In January 2017, Macy's announced that its ongoing restructuring plan -- involving store closures and the layoff of 10,000 employees -- would save it roughly $550 million. Macy's claimed its devoting $250 million of that to digital strategies, adding it to savings from earlier initiatives.
Our second model means you launch a wholly owned, separate company that takes an agile startup perspective and recruits fresh talent to tackle the same industry or market in which you're losing ground to new competitors. New products and technologies can then incubate outside your existing corporate culture and structure.
This model has been adopted successfully by ADP, the industry-leading provider of payroll software. ADP founded Lifion to have the startup mentality crucial to competing with VC-backed entrants such as ZenPayroll (now rebranded as Gusto). Lifion's separate development environment focuses on faster innovation and delivery to market. Its offices are in New York, India and California, where it's easier to attract startup talent than near ADP's headquarters in suburban New Jersey.
With Lifion, ADP became its own competitor, hoping that having two companies with different approaches to the human capital management space will give it broader market penetration.
The DNA merger
As John Oliver -- yes, the comedian -- pointed out in his story on corporate consolidation, mergers and acquisitions have been on the rise for years.
The No. 1 factor in determining the success of a merger or acquisition is effective integration of the acquired company's products and technology into the parent company. One approach is to embed the new company's intellectual property and technology into your company's DNA, as you steer straight into the disruption around you.
The biggest con to this approach is a practical one. Integrating technologies into your existing infrastructure is always complicated, and sometimes it requires abandoning investments in current in-house development projects.
Conversely, the DNA merger can be one of the most effective ways of absorbing competitors before they disrupt your business any further. But, due diligence is critical: Before you merge with or acquire another entity, be sure its "chromosomes" are complementary to yours, shoring up your weaknesses without duplicating your strengths.
Under Armour is a solid example of this approach. Beginning as a manufacturer of innovative fitness apparel, the company introduced a wearable biometric device and associated mobile app for tracking the data in 2013. Realizing that competition in the crowded connected fitness market was based on building communities of users, the company rapidly acquired three fitness app businesses for a total of $710 million, gaining not only technology but millions of registered users. The user community on its Connected Fitness platform has since grown from 120 million to 200 million.
The spin out
Let's say your company has been in a rock-solid industry for more than a century when an entirely new digital revenue stream suggests itself. Do you divert resources from your bread-and-butter business to fund the new enterprise? No. Instead, spin out the new venture and let it blossom independently of the core business.

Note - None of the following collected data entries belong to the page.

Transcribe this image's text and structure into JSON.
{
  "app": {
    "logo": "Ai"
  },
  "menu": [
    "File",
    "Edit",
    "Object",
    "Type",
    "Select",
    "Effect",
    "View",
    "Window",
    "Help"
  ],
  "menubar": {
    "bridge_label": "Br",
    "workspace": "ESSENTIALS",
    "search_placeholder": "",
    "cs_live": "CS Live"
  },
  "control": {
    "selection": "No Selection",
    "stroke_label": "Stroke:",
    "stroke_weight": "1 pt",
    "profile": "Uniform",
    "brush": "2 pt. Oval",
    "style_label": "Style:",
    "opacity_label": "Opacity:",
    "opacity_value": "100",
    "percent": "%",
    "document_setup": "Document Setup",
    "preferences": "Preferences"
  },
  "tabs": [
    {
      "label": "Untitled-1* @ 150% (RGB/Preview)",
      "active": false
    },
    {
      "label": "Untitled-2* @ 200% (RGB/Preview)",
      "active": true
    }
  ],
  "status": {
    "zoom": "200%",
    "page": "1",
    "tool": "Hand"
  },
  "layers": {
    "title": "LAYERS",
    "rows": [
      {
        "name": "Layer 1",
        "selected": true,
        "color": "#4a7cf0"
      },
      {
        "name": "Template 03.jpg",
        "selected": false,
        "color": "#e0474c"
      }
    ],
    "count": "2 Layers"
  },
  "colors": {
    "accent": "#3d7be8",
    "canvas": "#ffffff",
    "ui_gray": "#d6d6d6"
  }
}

In 2015, Major League Baseball (MLB) decided to stop paying a third-party digital service to broadcast its games. Instead, MLB created its own service, BAMTech, to stream games directly to consumers.

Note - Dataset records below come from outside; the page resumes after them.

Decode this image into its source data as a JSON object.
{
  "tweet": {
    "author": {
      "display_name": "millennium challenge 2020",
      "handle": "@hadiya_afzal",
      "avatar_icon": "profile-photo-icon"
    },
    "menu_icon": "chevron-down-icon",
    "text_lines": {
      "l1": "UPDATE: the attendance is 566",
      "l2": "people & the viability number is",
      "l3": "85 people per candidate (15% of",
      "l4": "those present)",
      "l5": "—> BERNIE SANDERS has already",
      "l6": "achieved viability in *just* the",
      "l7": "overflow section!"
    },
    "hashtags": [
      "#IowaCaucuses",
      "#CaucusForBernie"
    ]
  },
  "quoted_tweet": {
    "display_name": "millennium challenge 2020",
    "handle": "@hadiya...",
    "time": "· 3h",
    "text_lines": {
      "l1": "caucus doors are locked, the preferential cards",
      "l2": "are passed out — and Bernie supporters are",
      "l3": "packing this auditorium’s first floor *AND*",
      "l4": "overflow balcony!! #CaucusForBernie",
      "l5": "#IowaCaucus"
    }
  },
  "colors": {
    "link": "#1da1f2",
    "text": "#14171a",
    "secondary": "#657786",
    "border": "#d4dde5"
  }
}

BAMTech was so successful that MLB spun it off as a separate company, attracting new investors like Disney. BAMTech is now valued at $3.75 billion and Disney owns a 75 percent stake. Forbes referred to it as "the biggest media company you've never heard of." BAMTech technology not only powers MLB's sites but many unaffiliated sites as well, including HBO Now, the NHL and even the WWE Network.
The examples I've discussed show how the four models for self-disruption can succeed. No matter how widespread the digital challenges and market pressure you're facing, what you need is a smart allocation of resources and the vision to embrace change. After that, it's all about execution.